このためこれまでの解釈は「下された刑期を受け入れる」意味だとされた。軍事裁判の刑期が残っているのにすぐに放免してはいけません!との趣旨である。
 この軍事裁判は当時は国際法上の茶番劇で左翼陣営といえども受入難いものだった。その証拠に政府は講和条約発行後、各国にA級戦犯を含む全戦犯の赦免・減刑を申請。
衆参両院は昭和二十八年、圧倒的多数で「戦犯赦免に関する決議」を可決した。また同年には戦犯刑死者を戦死者と同じ扱いにする遺族援護法の改正が全会一致で可決。
二十九年には恩給法も改正された。これで広田弘毅が文民であるのになぜ靖国神社に祀られているのか分かるだろう。

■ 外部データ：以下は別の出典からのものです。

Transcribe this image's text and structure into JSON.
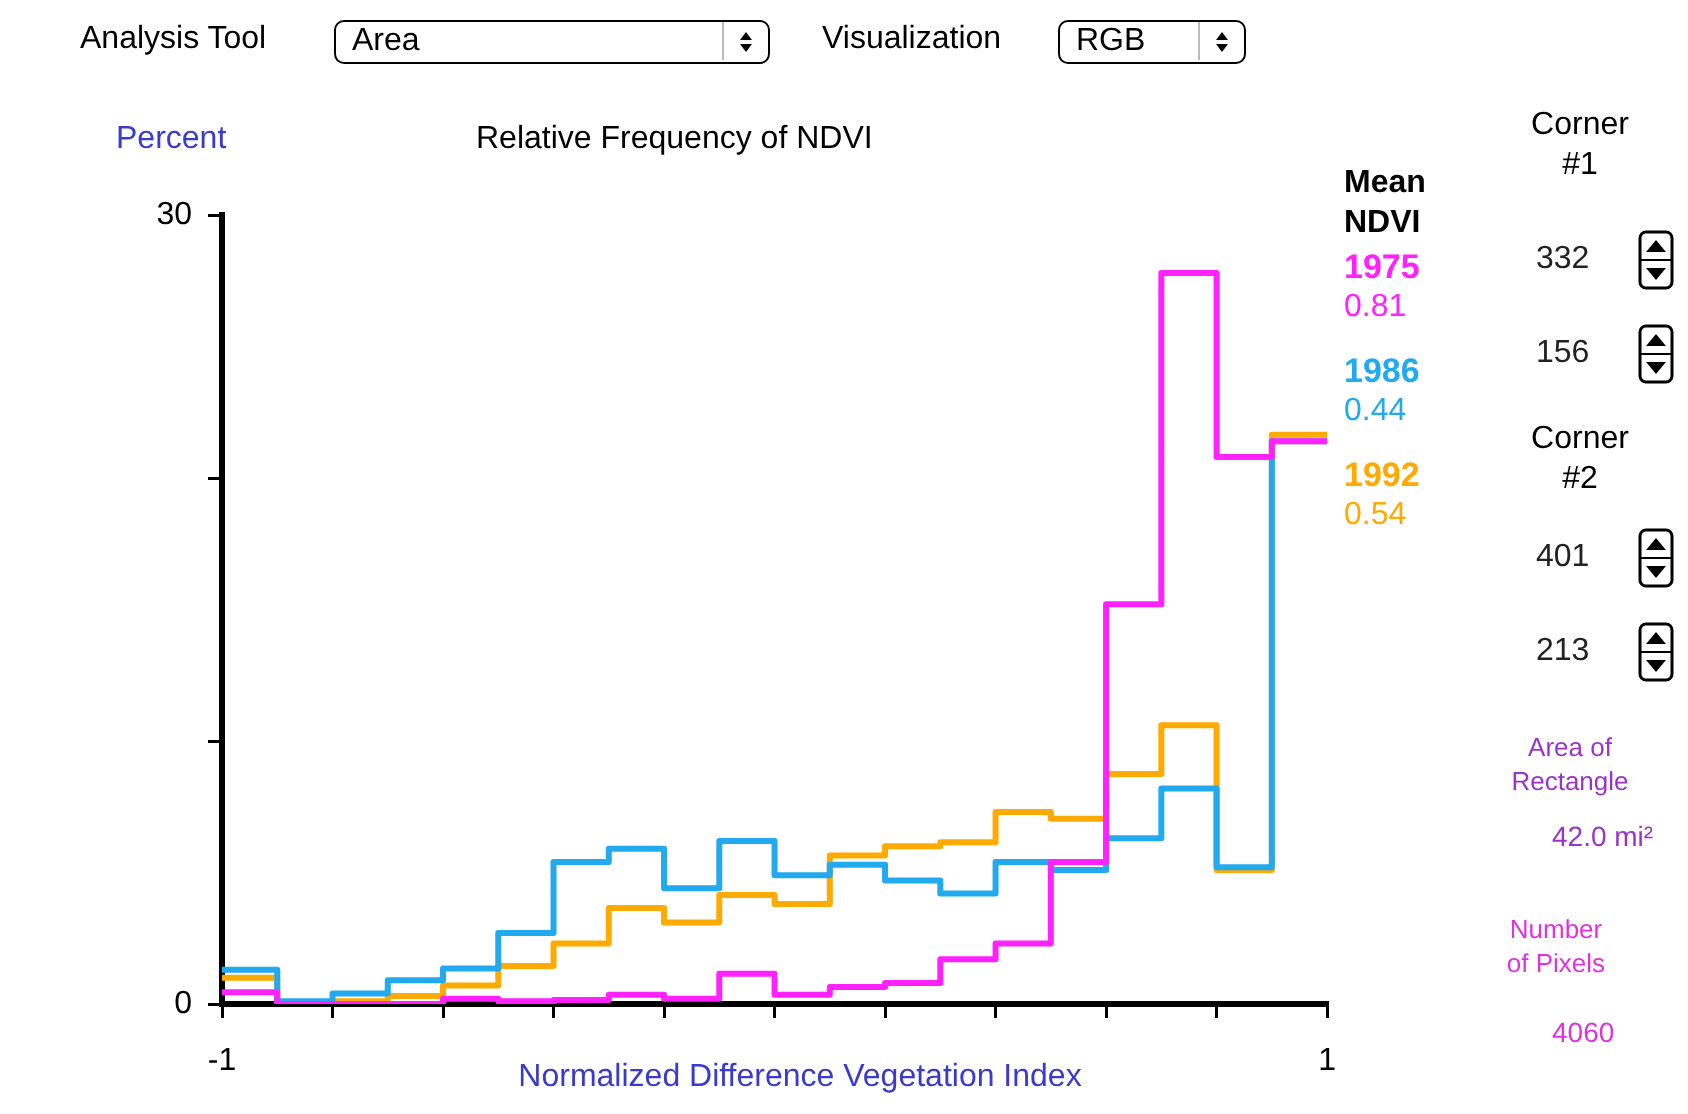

 A級戦犯とされた人たちのうち、重光葵氏は外相、賀屋興宣氏は法相として復帰した。岸信介もA級戦犯として逮捕されたが、後に総理大臣になっている。
この一連の政治の動きを見ると、日本人は与野党とも極東軍事裁判を受け入れていないことがわかるだろう。少なくとも彼らは日本の法律によって裁かれたわけではない。
 従って、森岡正宏氏の「A級戦犯は罪人ではない」との説は正しいのである。